🤖 AI Summary
In imbalanced classification, scarcity of minority-class samples induces model bias and spurious correlations. Method: This paper proposes a novel synthetic oversampling paradigm leveraging large language models (LLMs), establishing the first theoretical framework for synthetic data in imbalanced learning. It rigorously quantifies performance gains, derives scaling laws linking synthetic sample size to model accuracy, and characterizes the capability boundary of Transformers for generating high-fidelity synthetic samples. Contribution/Results: Theoretically, the method provably enhances classification accuracy, robustness, and generalization. Empirically, LLM-generated samples effectively mitigate class bias and outperform conventional resampling techniques (e.g., SMOTE) across multiple benchmarks.
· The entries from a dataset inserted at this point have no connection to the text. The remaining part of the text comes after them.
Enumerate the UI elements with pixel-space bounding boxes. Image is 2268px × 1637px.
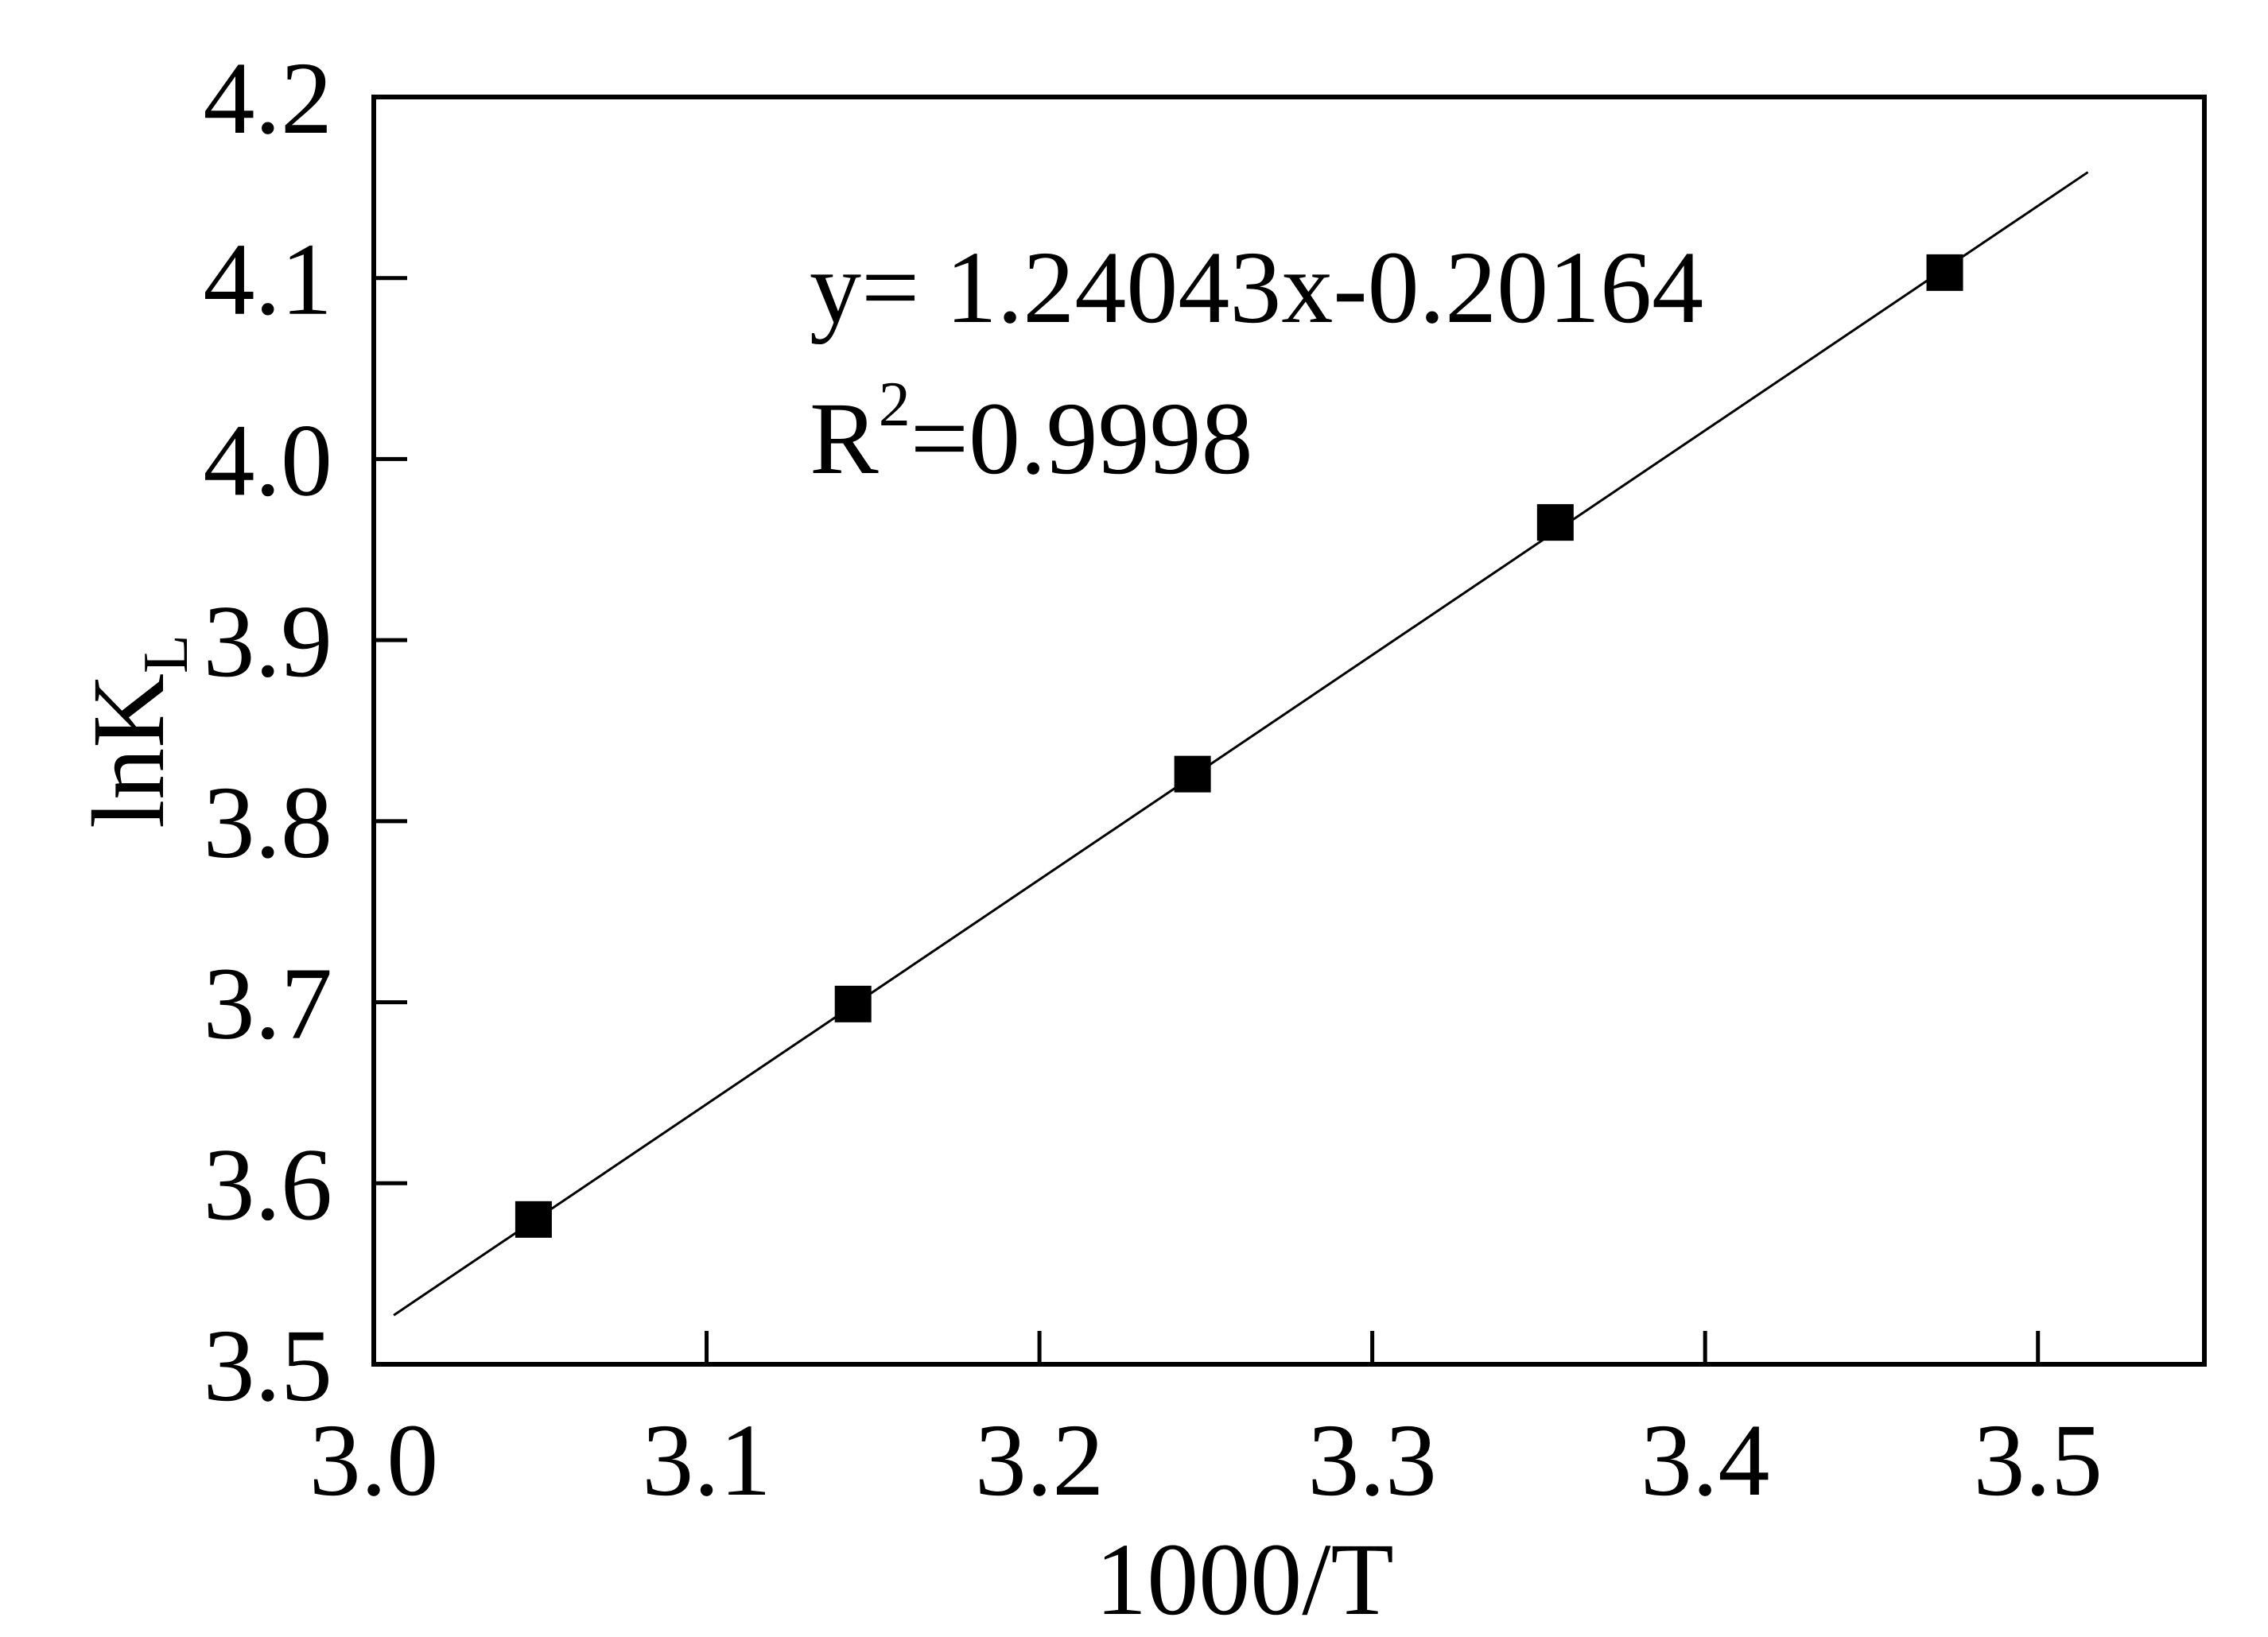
equation-annotation: y= 1.24043x-0.20164 (810, 231, 1703, 345)
r2-value: =0.9998 (911, 382, 1253, 496)
data-point (515, 1201, 552, 1238)
x-axis-title: 1000/T (1095, 1523, 1394, 1637)
y-tick-label: 3.8 (204, 766, 333, 880)
x-tick-label: 3.2 (975, 1403, 1105, 1518)
ticks (371, 95, 2041, 1367)
y-axis-title-main: lnK (72, 673, 186, 828)
x-tick-label: 3.0 (309, 1403, 439, 1518)
y-tick-label: 3.9 (204, 584, 333, 699)
data-point (834, 985, 872, 1022)
tick-labels: 3.0 3.1 3.2 3.3 3.4 3.5 3.5 3.6 3.7 3.8 3.9 4.0 4.1 4… (204, 41, 2103, 1518)
y-axis-title-sub: L (131, 634, 201, 673)
x-tick-label: 3.4 (1641, 1403, 1770, 1518)
y-tick-label: 3.6 (204, 1127, 333, 1242)
y-tick-label: 3.5 (204, 1309, 333, 1423)
data-point (1536, 504, 1574, 541)
x-tick-label: 3.5 (1973, 1403, 2103, 1518)
r2-annotation: R2=0.9998 (810, 370, 1253, 496)
data-point (1174, 755, 1211, 793)
y-tick-label: 4.1 (204, 223, 333, 337)
fit-line (393, 171, 2089, 1317)
r2-exponent: 2 (879, 370, 911, 440)
plot-frame (371, 95, 2207, 1367)
y-tick-label: 4.0 (204, 403, 333, 518)
y-tick-label: 3.7 (204, 947, 333, 1061)
r2-label: R (810, 382, 879, 496)
y-tick-label: 4.2 (204, 41, 333, 156)
x-tick-label: 3.1 (642, 1403, 771, 1518)
data-point (1926, 254, 1963, 291)
data-markers (515, 254, 1963, 1238)
x-tick-label: 3.3 (1307, 1403, 1437, 1518)
y-axis-title: lnKL (72, 634, 201, 828)
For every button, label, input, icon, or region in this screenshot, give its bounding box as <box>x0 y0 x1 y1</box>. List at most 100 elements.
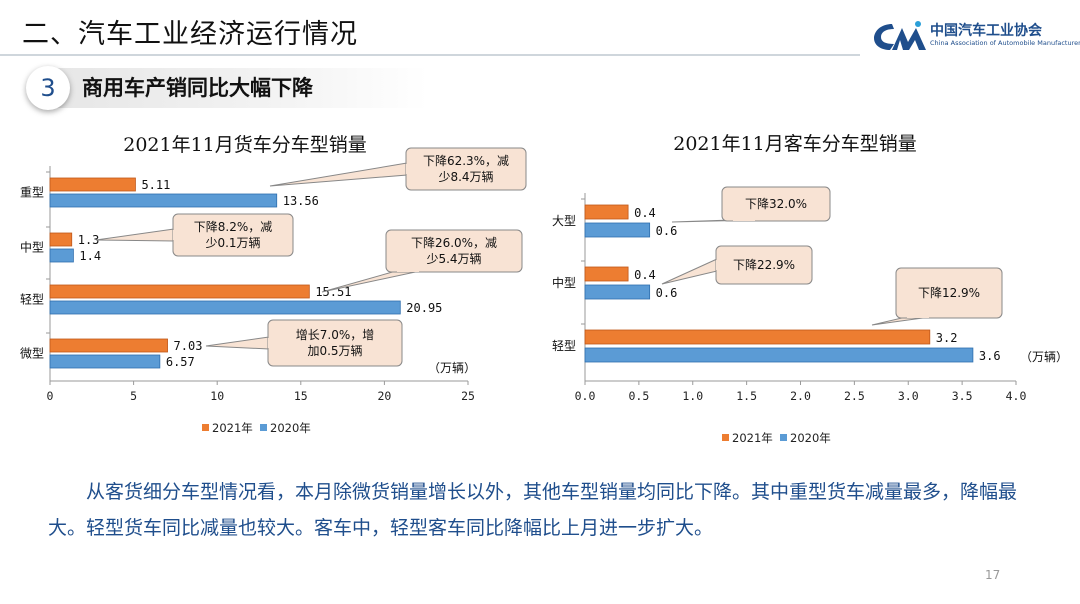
legend-label: 2020年 <box>790 431 831 445</box>
unit-label: （万辆） <box>1020 350 1068 364</box>
callout-box <box>385 229 523 273</box>
callout-join <box>907 315 929 318</box>
bar-2020 <box>584 347 974 363</box>
category-label: 重型 <box>20 186 44 200</box>
slide-subtitle: 商用车产销同比大幅下降 <box>82 76 313 100</box>
category-label: 中型 <box>552 275 576 290</box>
bus-sales-chart: 2021年11月客车分车型销量 0.0 0.5 1.0 1.5 2.0 2.5 3.0 3.5 4… <box>552 133 1068 445</box>
bar-value-label: 6.57 <box>166 355 195 369</box>
callout-join <box>716 260 719 270</box>
callout-text: 下降8.2%，减 <box>194 220 273 234</box>
x-tick-label: 0 <box>47 389 54 403</box>
legend-swatch <box>722 434 729 441</box>
bar-value-label: 0.4 <box>634 268 656 282</box>
x-tick-label: 5 <box>130 389 137 403</box>
callout-text: 加0.5万辆 <box>307 344 362 358</box>
section-number-badge: 3 <box>26 66 70 110</box>
bar-2020 <box>49 193 278 208</box>
callout-text: 下降22.9% <box>733 258 795 272</box>
callout-tail <box>269 162 408 187</box>
bar-value-label: 7.03 <box>174 339 203 353</box>
callout-text: 少5.4万辆 <box>426 252 481 266</box>
x-tick-label: 4.0 <box>1006 389 1027 403</box>
bar-value-label: 0.6 <box>656 286 678 300</box>
logo-cn-text: 中国汽车工业协会 <box>930 23 1042 39</box>
bar-value-label: 1.3 <box>78 233 100 247</box>
category-label: 微型 <box>20 347 44 361</box>
x-tick-label: 25 <box>461 389 475 403</box>
callout-text: 下降26.0%，减 <box>411 236 497 250</box>
bar-value-label: 20.95 <box>406 301 442 315</box>
callout-text: 增长7.0%，增 <box>296 328 375 342</box>
chart-title: 2021年11月货车分车型销量 <box>123 134 367 156</box>
bar-value-label: 13.56 <box>283 194 319 208</box>
callout-tail <box>205 336 270 350</box>
category-label: 轻型 <box>552 339 576 353</box>
callout-join <box>173 230 176 240</box>
legend-swatch <box>260 424 267 431</box>
logo-en-text: China Association of Automobile Manufact… <box>930 39 1080 47</box>
bar-value-label: 15.51 <box>315 285 351 299</box>
x-tick-label: 3.5 <box>952 389 973 403</box>
callout-box <box>721 186 831 222</box>
title-divider <box>0 54 860 56</box>
bar-2021 <box>49 177 136 192</box>
category-label: 轻型 <box>20 293 44 307</box>
legend-label: 2021年 <box>212 421 253 435</box>
x-tick-label: 15 <box>294 389 308 403</box>
chart-title: 2021年11月客车分车型销量 <box>673 133 917 155</box>
bar-2021 <box>584 329 931 345</box>
bar-2021 <box>49 338 168 353</box>
legend-swatch <box>202 424 209 431</box>
callout-join <box>268 338 271 348</box>
charts-canvas: 2021年11月货车分车型销量 0 5 10 15 20 25 5.11 13.56 重型 1.3 1… <box>20 133 1068 445</box>
callout-tail <box>661 258 718 285</box>
x-tick-label: 20 <box>377 389 391 403</box>
x-tick-label: 2.5 <box>844 389 865 403</box>
x-tick-label: 1.0 <box>682 389 703 403</box>
x-tick-label: 0.0 <box>575 389 596 403</box>
callout-text: 下降12.9% <box>918 286 980 300</box>
truck-sales-chart: 2021年11月货车分车型销量 0 5 10 15 20 25 5.11 13.56 重型 1.3 1… <box>20 134 527 435</box>
section-title: 二、汽车工业经济运行情况 <box>22 19 358 50</box>
bar-2021 <box>49 284 310 299</box>
legend-label: 2021年 <box>732 431 773 445</box>
category-label: 大型 <box>552 214 576 228</box>
x-tick-label: 2.0 <box>790 389 811 403</box>
category-label: 中型 <box>20 240 44 255</box>
bar-2020 <box>49 354 161 369</box>
unit-label: （万辆） <box>428 361 476 375</box>
bar-2021 <box>584 266 629 282</box>
subtitle-band <box>48 68 428 108</box>
callout-join <box>397 269 419 272</box>
bar-2020 <box>584 284 651 300</box>
bar-2021 <box>584 204 629 220</box>
logo: 中国汽车工业协会 China Association of Automobile… <box>872 18 1080 58</box>
analysis-paragraph: 从客货细分车型情况看，本月除微货销量增长以外，其他车型销量均同比下降。其中重型货… <box>48 481 1018 539</box>
bar-2020 <box>584 222 651 238</box>
bar-value-label: 5.11 <box>141 178 170 192</box>
callout-text: 下降32.0% <box>745 197 807 211</box>
bar-2021 <box>49 232 73 247</box>
bar-value-label: 1.4 <box>79 249 101 263</box>
bar-2020 <box>49 300 401 315</box>
caam-logo-icon <box>874 21 926 50</box>
bar-value-label: 3.6 <box>979 349 1001 363</box>
bar-2020 <box>49 248 74 263</box>
callout-box <box>895 267 1003 319</box>
callout-text: 少0.1万辆 <box>205 236 260 250</box>
x-tick-label: 10 <box>210 389 224 403</box>
callout-join <box>733 218 755 221</box>
callout-tail <box>321 270 421 293</box>
bar-value-label: 3.2 <box>936 331 958 345</box>
x-tick-label: 0.5 <box>628 389 649 403</box>
callout-box <box>267 319 403 367</box>
page-number: 17 <box>985 568 1001 582</box>
callout-tail <box>95 228 175 242</box>
bar-value-label: 0.4 <box>634 206 656 220</box>
callout-join <box>406 164 409 174</box>
x-tick-label: 1.5 <box>736 389 757 403</box>
bar-value-label: 0.6 <box>656 224 678 238</box>
callout-text: 下降62.3%，减 <box>423 154 509 168</box>
x-tick-label: 3.0 <box>898 389 919 403</box>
This work delivers an interpretable, scalable, and LLM-driven solution for trustworthy imbalanced learning.
📝 Abstract
Imbalanced classification and spurious correlation are common challenges in data science and machine learning. Both issues are linked to data imbalance, with certain groups of data samples significantly underrepresented, which in turn would compromise the accuracy, robustness and generalizability of the learned models. Recent advances have proposed leveraging the flexibility and generative capabilities of large language models (LLMs), typically built on transformer architectures, to generate synthetic samples and to augment the observed data. In the context of imbalanced data, LLMs are used to oversample underrepresented groups and have shown promising improvements. However, there is a clear lack of theoretical understanding of such synthetic data approaches. In this article, we develop novel theoretical foundations to systematically study the roles of synthetic samples in addressing imbalanced classification and spurious correlation. Specifically, we first explicitly quantify the benefits of synthetic oversampling. Next, we analyze the scaling dynamics in synthetic data augmentation, and derive the corresponding scaling law. Finally, we demonstrate the capacity of transformer models to generate high-quality synthetic samples. We further conduct extensive numerical experiments to validate the efficacy of the LLM-based synthetic oversampling and augmentation.